In PHP, I'm matching the text here http://siba.thenetworksolution.it/allegati/H3018500D7FDDE9ACA05671F49F4F3746A69DAF96.1329514.pdf.txt with the following regex:
preg_match('#(.*(?s))(particella |particelle |p\.|part\.|p |part |mappale |mapp\.|mapp |n\.|\*)\s*(\d+[\d /\p{Pd}]*)($|.{0,20}(?s)(graffati|particella |particelle |p\.|.*part\.|p |part |mappale |mapp\.|mapp |n\.|subalterno |subalterni |sub\.|s\.|sub |s |\bcat\b|\bcategoria\b|\brendita\b|\bvani\b|\bconsistenza\b|\bR\.C\.\b))#i', $txt, $matches, PREG_OFFSET_CAPTURE, $offset)
with offset = 1155
(that is the offset of the word "foglio" in the text).

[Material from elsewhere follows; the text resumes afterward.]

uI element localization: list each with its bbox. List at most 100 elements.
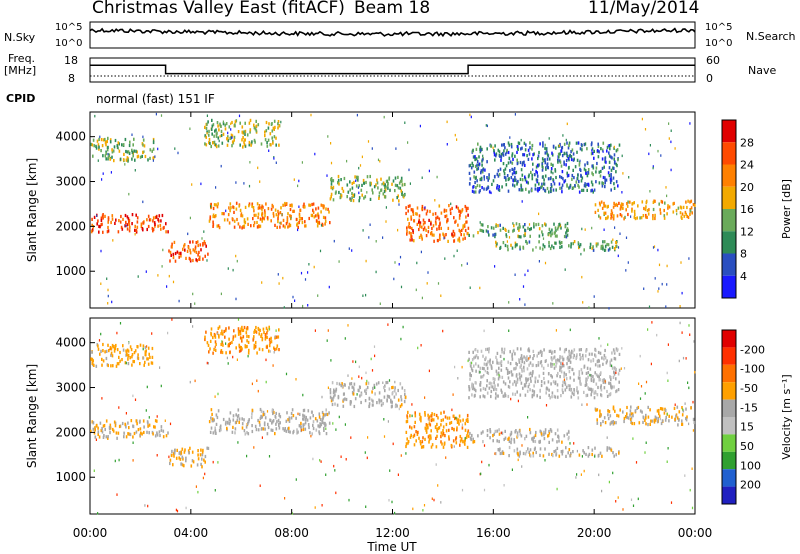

I expected them to match the 454
(that is just after the offset) but it matches 57/1998
instead (that is many rows after).
After some tests on regex101.com I discovered the issue is the carriage return between the prefix particella
and 454
, but I expected the \s
to match line feeds.
How I can correct the greediness so the regex will match the 454
?